Whether you lose someone through death or divorce, your emotional reaction may be similar: You might want to scream, beat your breast, hide on a deserted island, run naked through the streets. According to clinical psychologist Lisa Slade Martin, Ph.D., you should do all these things if you feel like it (well, maybe not the naked part).
“Admit to every minute, every day that feels awful. If it makes you tired and it’s hard to get out of bed, give in to the need to rest and sleep if life will allow you,” she says. “It can be helpful to take time off of work, give some of your responsibilities to caring family and friends, and veg out. Wallow, sulk, embrace the awfulness.”
This is necessary, according to Slade Martin, in order to grieve and move toward recovery. “Although many people believe trying to push the feelings away will help them feel better quicker, it can actually prolong the pain, especially if the thoughts and feelings are pushed away using substances, or with compulsive behavior like gambling or spending,” she says. “It may be counter-intuitive, but it is actually more productive to embrace the pain, to practice acceptance of things you cannot change.”
After those first few difficult weeks, it might be a good idea to shake things up a bit. Take a short trip somewhere you’ve never been, sign up for a class, get a makeover, de-clutter your living space, mentor a child or volunteer at a soup kitchen.
But don’t expect an unbroken line toward recovery. “There will be temporary setbacks, alternating with periods of hope,” Slade Martin says. “More like an upward staircase.”
How Long Should Grief Last?
There’s no definitive answer to this question.

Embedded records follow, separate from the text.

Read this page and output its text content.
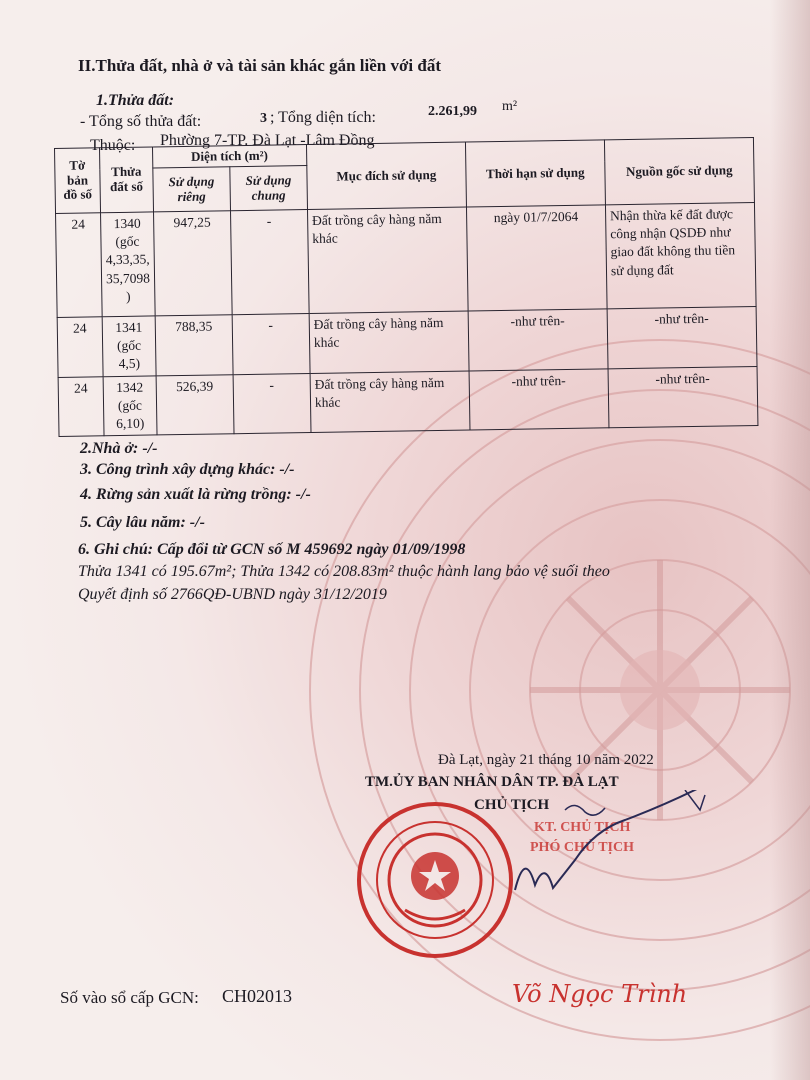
II.Thửa đất, nhà ở và tài sản khác gắn liền với đất
1.Thửa đất:
- Tổng số thửa đất:	3 ; Tổng diện tích:	2.261,99 m²
Thuộc: Phường 7-TP. Đà Lạt -Lâm Đồng
Tờ bản đồ số	Thửa đất số	Diện tích (m²)		Mục đích sử dụng	Thời hạn sử dụng	Nguồn gốc sử dụng
		Sử dụng riêng	Sử dụng chung			
24	1340 (gốc 4,33,35, 35,7098 )	947,25	-	Đất trồng cây hàng năm khác	ngày 01/7/2064	Nhận thừa kế đất được công nhận QSDĐ như giao đất không thu tiền sử dụng đất
24	1341 (gốc 4,5)	788,35	-	Đất trồng cây hàng năm khác	-như trên-	-như trên-
24	1342 (gốc 6,10)	526,39	-	Đất trồng cây hàng năm khác	-như trên-	-như trên-
2.Nhà ở: -/-
3. Công trình xây dựng khác: -/-
4. Rừng sản xuất là rừng trồng: -/-
5. Cây lâu năm: -/-
6. Ghi chú: Cấp đổi từ GCN số M 459692 ngày 01/09/1998
Thửa 1341 có 195.67m²; Thửa 1342 có 208.83m² thuộc hành lang bảo vệ suối theo
Quyết định số 2766QĐ-UBND ngày 31/12/2019
Đà Lạt, ngày 21 tháng 10 năm 2022
TM.ỦY BAN NHÂN DÂN TP. ĐÀ LẠT
CHỦ TỊCH
KT. CHỦ TỊCH
PHÓ CHỦ TỊCH
Võ Ngọc Trình
Số vào sổ cấp GCN: CH02013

The process takes as long as it takes, mostly because we don’t have control over how long we go through it. “The closer we were to the person or the more we depended on them, the deeper the grief,” Slade Martin says. “The deeper the grief, the longer it lasts.”
Sometimes we think we should be over it because other people expect us to go back to normal. This is often, the experts say, because other people are tired of or frustrated with our grief. And what, exactly, is normal anyway? It can take three to four months to recover from a one-year love affair; heartbreak after the death of a spouse after a long-term marriage might last several years.
If, however, you aren’t able to function—not cleaning your house, foregoing a shower or leaving your house with stank teeth, or withdrawing completely from social situations—for more than a month or two, this could be a sign of depression. A support group or a counselor might provide better support than friends and relatives.
And take comfort in the knowledge that one day, after you’ve given yourself time to adjust to your new situation, your broken heart will heal. (Turns out my advice to Julia wasn’t so lame after all.) “When you return to a feeling of being alive, life will be different,” Slade Martin says. “There will be a new normal. Don’t expect to go back to feeling like you did when your loved one was in your life. But you can find opportunity to make your new life interesting and vibrant.”